Title: Methods for MRI and PET neuroimaging data harmonization across different scanners in Alzheimer Disease.
Time: 9:20am-9:40am
Abstract:
Positron Emission Tomography (PET) and Structural Magnetic Resonance Imaging (MRI) are two imaging modalities that are frequently used in studies of Alzheimer’s Disease (AD). [11C]Pittsburgh Compound B (PiB) PET standardized uptake value ratio (SUVR), play a crucial role in studying the progression of AD in the elderly, autosomal dominant AD mutation carriers and Down Syndrome populations. Harmonization of these multimodal imaging studies collected at multiple sites presents a challenging problem.
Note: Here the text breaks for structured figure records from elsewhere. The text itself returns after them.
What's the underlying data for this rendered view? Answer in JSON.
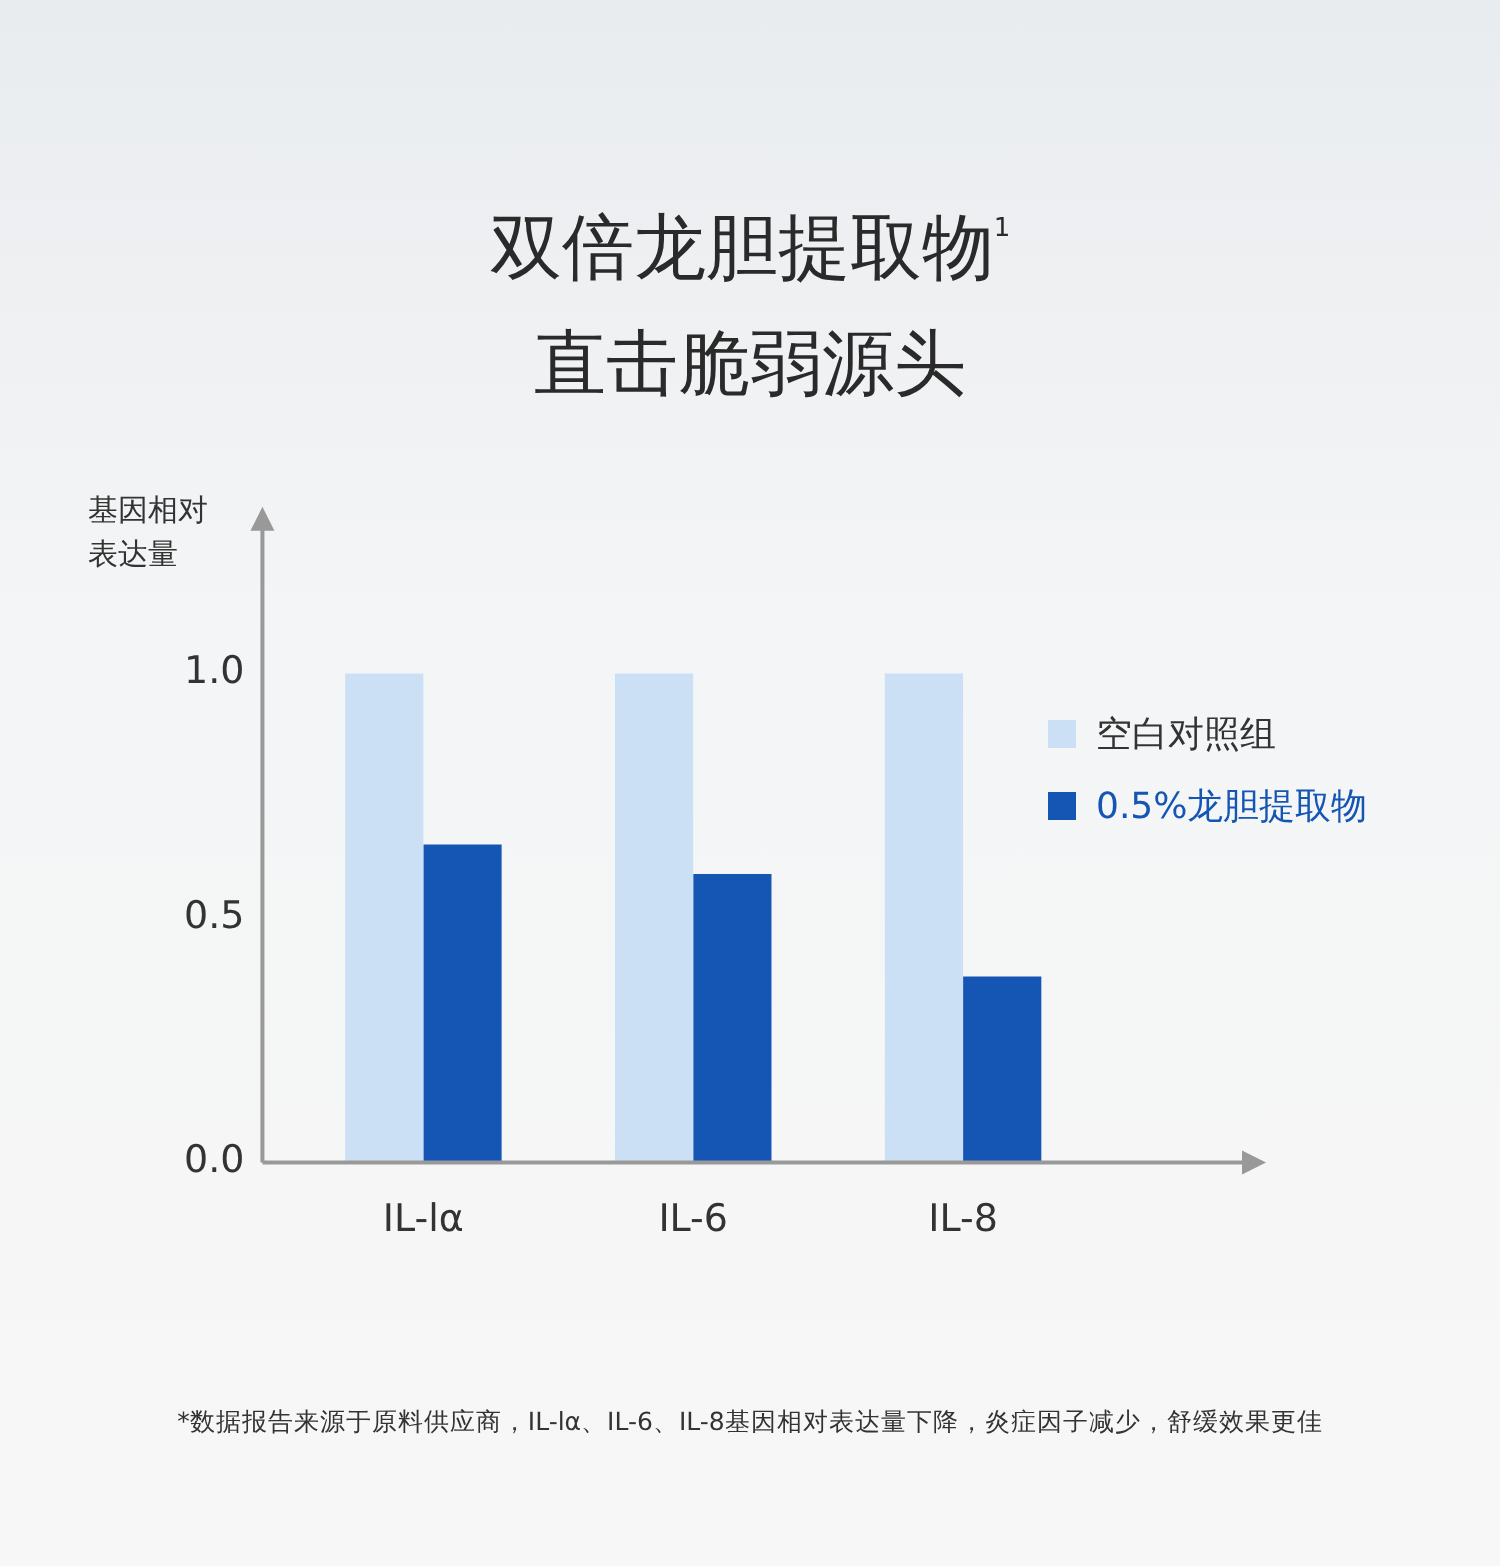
{
  "chart_data": {
    "type": "bar",
    "title": "双倍龙胆提取物$^{1}$",
    "subtitle": "直击脆弱源头",
    "ylabel": "基因相对表达量",
    "categories": [
      "IL-lα",
      "IL-6",
      "IL-8"
    ],
    "series": [
      {
        "name": "空白对照组",
        "color": "#cce0f5",
        "values": [
          1.0,
          1.0,
          1.0
        ]
      },
      {
        "name": "0.5%龙胆提取物",
        "color": "#1556b5",
        "values": [
          0.65,
          0.59,
          0.38
        ]
      }
    ],
    "ylim": [
      0,
      1.3
    ],
    "yticks": [
      {
        "value": 0,
        "label": "0.0"
      },
      {
        "value": 0.5,
        "label": "0.5"
      },
      {
        "value": 1,
        "label": "1.0"
      }
    ],
    "grid": false,
    "legend": "right",
    "annotations": [
      "*数据报告来源于原料供应商，IL-lα、IL-6、IL-8基因相对表达量下降，炎症因子减少，舒缓效果更佳"
    ]
  }
}
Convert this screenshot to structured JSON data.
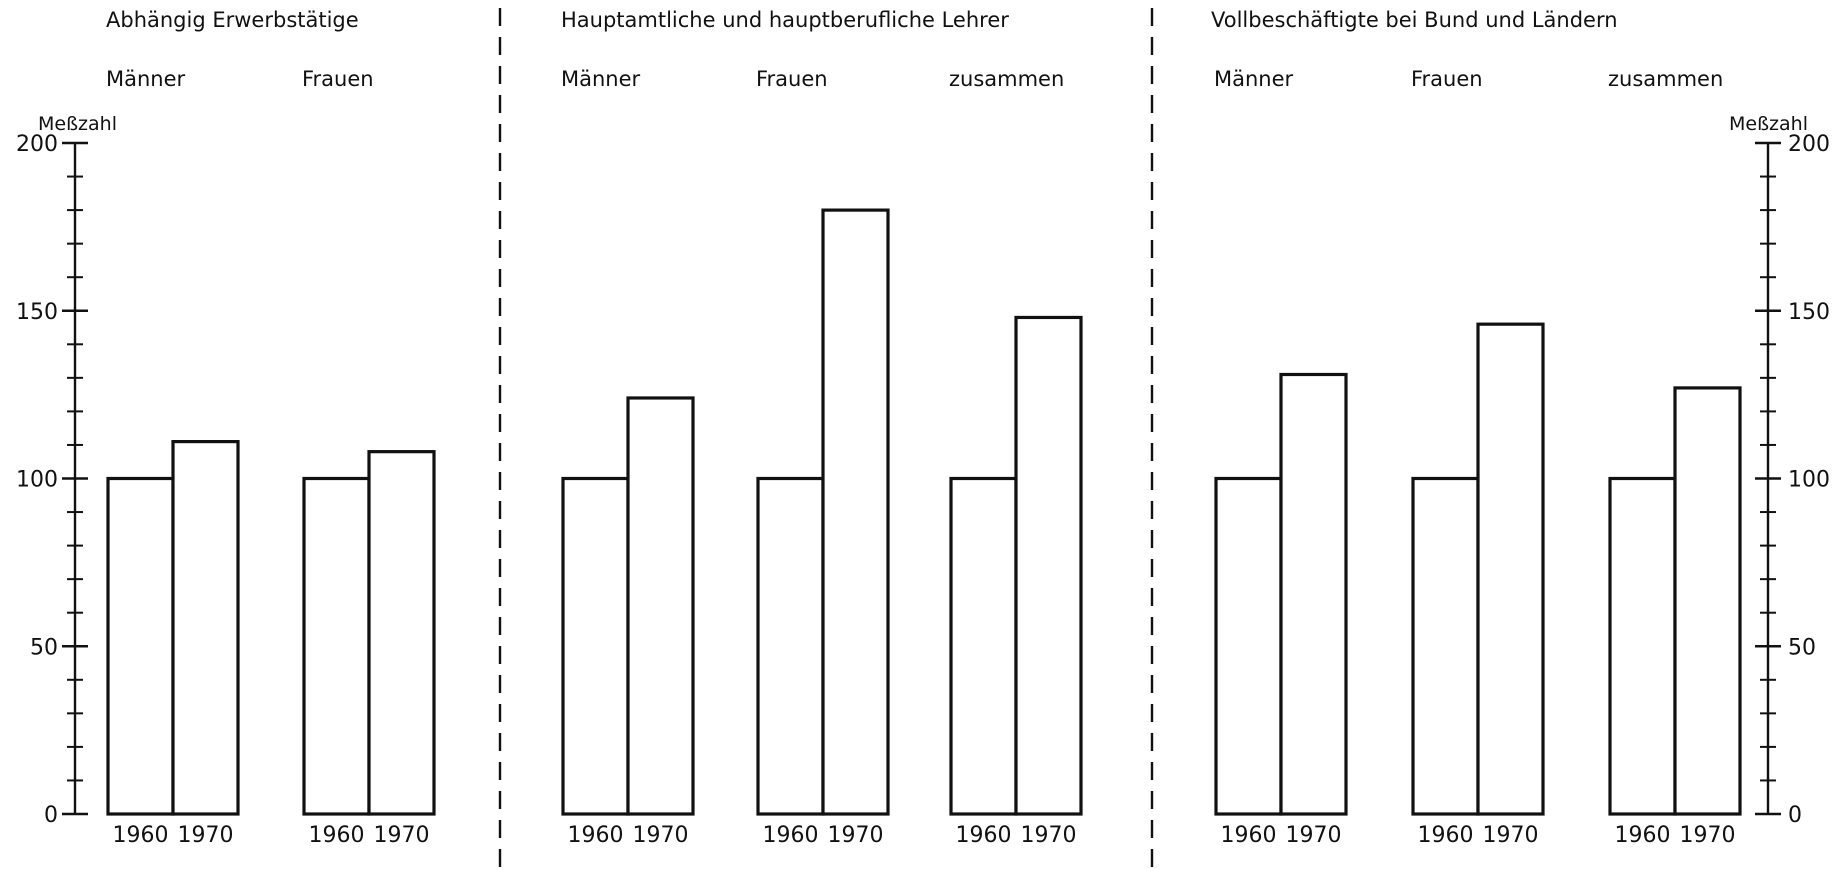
{
  "chart_data": {
    "type": "bar",
    "y_axis_label": "Meßzahl",
    "ylim": [
      0,
      200
    ],
    "y_ticks": [
      0,
      50,
      100,
      150,
      200
    ],
    "y_tick_labels": [
      "0",
      "50",
      "100",
      "150",
      "200"
    ],
    "grid": false,
    "panels": [
      {
        "title": "Abhängig  Erwerbstätige",
        "groups": [
          {
            "label": "Männer",
            "categories": [
              "1960",
              "1970"
            ],
            "values": [
              100,
              111
            ]
          },
          {
            "label": "Frauen",
            "categories": [
              "1960",
              "1970"
            ],
            "values": [
              100,
              108
            ]
          }
        ]
      },
      {
        "title": "Hauptamtliche und hauptberufliche Lehrer",
        "groups": [
          {
            "label": "Männer",
            "categories": [
              "1960",
              "1970"
            ],
            "values": [
              100,
              124
            ]
          },
          {
            "label": "Frauen",
            "categories": [
              "1960",
              "1970"
            ],
            "values": [
              100,
              180
            ]
          },
          {
            "label": "zusammen",
            "categories": [
              "1960",
              "1970"
            ],
            "values": [
              100,
              148
            ]
          }
        ]
      },
      {
        "title": "Vollbeschäftigte bei Bund und Ländern",
        "groups": [
          {
            "label": "Männer",
            "categories": [
              "1960",
              "1970"
            ],
            "values": [
              100,
              131
            ]
          },
          {
            "label": "Frauen",
            "categories": [
              "1960",
              "1970"
            ],
            "values": [
              100,
              146
            ]
          },
          {
            "label": "zusammen",
            "categories": [
              "1960",
              "1970"
            ],
            "values": [
              100,
              127
            ]
          }
        ]
      }
    ]
  }
}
The focus of this work was to investigate an intensity normalization method, Removal of Artificial Voxel Effect by Linear regression (RAVEL) (Fortin et al., 2016), followed by a data harmonization technique, ComBat (Fortin et al., 2018) as well as a RAVEL/ComBat combination. Effects on cortical thickness, MR-based quantification of [11C]PiB SUVR and a neuraradiological study of accuracy of AD related ROI segmentations, were evaluated. We found that ComBat was most effective at MRI harmonization. Large differences observed in effect sizes suggest that combining data from different sites/scanners should be properly addressed.

3. Joanne Beer
University of Pennsylvania
Email: joanne.beer@pennmedicine.upenn.edu

Title: Extensions of ComBat for harmonization of multi-scanner neuroimaging data in an Alzheimer’s Disease Neuroimaging Initiative dataset
Time: 9:40am-10:00am
Abstract:
While aggregation of neuroimaging datasets from multiple sites and scanners presents opportunities for larger sample sizes and increased statistical power, it also presents challenges due to systematic scanner effects. In this talk we present several recent extensions of ComBat (Combatting Batch Effects when Combining Batches), a harmonization method originally developed for genomics and later adapted to cross-sectional neuroimaging data. Specifically, we discuss ComBat extended to linear mixed effects models (longitudinal ComBat), generalized additive (mixed) models (ComBatGA(M)M), and harmonization of covariance (CovBat). Using structural MRI data from 663 participants in the Alzheimer’s Disease Neuroimaging Initiative (ADNI) study, we demonstrate the presence of scanner-related effects on the means, variances, and covariance of cortical thickness measures across brain atlas regions. We discuss situations where ComBat increases statistical power, helps control type I error rate, and yields better classification and prediction performance than unharmonized data.